Abbott also shows formidable range in not only the darkness, but giving us some spare humor as he clearly envisions himself being in a better state than he’s actually in. A trip to Mexico lands him a girlfriend, but not the career advancement he amusingly lays out before he goes. When a promising job opportunity does arrive (thanks to a family friend, played by Ron Livingston), a disheveled James White botches the chance. As an audience, we can see the outcome a mile away, but one can’t help but root for White, a notable accomplishment considering the dark edges surrounding the character.

Visually, Mond and cinematography Mátyás Erdély (Miss Bala) don’t employ the precise control found in the films of Campos and Durkin, as they are more interested in letting Abbott guide their movement — a perceptive decision, considering the authority of his performance.
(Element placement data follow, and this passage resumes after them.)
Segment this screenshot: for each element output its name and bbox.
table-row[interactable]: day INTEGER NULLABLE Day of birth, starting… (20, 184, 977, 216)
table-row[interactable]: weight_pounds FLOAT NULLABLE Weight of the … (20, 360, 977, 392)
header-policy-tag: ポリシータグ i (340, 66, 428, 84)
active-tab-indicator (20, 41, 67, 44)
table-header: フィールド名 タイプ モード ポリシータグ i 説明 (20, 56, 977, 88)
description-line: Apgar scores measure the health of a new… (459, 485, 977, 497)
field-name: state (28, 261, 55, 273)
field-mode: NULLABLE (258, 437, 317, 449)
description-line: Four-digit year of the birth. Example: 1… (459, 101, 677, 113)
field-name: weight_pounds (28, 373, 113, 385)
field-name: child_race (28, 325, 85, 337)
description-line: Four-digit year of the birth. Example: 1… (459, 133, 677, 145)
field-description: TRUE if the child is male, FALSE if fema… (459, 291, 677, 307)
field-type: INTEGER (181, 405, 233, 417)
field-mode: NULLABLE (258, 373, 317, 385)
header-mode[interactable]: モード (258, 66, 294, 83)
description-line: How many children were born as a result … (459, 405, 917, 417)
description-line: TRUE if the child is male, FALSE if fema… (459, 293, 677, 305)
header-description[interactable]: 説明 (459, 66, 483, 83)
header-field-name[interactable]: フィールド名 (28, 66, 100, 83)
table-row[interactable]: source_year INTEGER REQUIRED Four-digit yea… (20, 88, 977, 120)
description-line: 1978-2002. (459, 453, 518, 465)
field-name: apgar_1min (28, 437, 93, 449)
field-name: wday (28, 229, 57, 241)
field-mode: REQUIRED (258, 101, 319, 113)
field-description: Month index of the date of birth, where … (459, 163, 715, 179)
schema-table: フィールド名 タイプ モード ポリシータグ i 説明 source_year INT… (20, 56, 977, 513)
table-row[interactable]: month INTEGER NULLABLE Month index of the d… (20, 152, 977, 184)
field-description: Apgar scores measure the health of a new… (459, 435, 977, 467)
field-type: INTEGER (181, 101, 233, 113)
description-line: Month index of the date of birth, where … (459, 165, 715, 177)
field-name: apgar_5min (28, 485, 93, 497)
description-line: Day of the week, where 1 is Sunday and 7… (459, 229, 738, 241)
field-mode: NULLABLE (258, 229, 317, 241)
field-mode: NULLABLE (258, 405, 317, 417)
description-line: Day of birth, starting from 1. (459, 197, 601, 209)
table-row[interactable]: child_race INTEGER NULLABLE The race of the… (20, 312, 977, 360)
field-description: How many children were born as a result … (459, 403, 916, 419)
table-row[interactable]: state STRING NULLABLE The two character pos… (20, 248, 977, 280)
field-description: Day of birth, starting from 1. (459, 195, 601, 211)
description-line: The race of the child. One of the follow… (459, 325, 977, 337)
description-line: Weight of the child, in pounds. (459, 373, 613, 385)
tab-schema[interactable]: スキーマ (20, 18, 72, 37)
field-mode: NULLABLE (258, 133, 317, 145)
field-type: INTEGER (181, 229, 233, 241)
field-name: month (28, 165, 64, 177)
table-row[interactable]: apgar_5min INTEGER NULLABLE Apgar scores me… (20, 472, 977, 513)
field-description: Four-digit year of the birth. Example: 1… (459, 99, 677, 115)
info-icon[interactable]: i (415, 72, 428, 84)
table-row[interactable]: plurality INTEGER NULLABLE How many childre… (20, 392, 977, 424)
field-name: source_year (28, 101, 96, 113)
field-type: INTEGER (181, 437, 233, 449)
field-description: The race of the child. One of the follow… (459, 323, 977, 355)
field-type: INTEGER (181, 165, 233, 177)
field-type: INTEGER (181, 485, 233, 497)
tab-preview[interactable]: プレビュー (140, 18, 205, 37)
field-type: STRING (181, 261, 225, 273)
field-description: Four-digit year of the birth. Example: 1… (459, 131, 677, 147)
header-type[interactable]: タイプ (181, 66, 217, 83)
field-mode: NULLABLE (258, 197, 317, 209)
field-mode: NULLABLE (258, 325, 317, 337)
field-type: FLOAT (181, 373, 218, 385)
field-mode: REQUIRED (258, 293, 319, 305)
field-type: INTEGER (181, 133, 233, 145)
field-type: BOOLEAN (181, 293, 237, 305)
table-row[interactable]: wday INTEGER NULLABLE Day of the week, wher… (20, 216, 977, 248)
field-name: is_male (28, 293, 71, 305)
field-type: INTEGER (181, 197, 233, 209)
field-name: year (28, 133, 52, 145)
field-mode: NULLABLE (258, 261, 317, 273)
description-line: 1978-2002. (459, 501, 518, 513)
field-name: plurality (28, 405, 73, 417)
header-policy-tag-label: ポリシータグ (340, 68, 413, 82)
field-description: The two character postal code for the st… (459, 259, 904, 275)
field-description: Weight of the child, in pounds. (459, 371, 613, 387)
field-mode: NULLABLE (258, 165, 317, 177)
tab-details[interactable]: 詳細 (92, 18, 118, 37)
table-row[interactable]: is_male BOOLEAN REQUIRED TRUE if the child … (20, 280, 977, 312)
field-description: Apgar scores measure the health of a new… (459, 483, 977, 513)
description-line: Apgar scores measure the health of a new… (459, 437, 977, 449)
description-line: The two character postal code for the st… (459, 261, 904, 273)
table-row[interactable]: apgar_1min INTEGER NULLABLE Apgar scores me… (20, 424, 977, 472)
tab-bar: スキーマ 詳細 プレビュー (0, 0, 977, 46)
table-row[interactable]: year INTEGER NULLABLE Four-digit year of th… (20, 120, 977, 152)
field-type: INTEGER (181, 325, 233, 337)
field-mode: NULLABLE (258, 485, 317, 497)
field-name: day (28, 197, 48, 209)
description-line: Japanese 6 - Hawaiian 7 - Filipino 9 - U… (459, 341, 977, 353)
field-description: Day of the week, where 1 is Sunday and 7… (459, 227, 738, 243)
Capturing a large emotional spectrum in a small scale, James White may be an uncomfortable, brutal sit for many, though when dealing with this material, Mond’s uncompromising vision does a necessary service. One will never wish to go through precisely what White does, but losing one’s parents is inevitable, and the film is a searingly authentic portrait of the process.

James White premiered at Sundance Film Festival and opens on November 13th.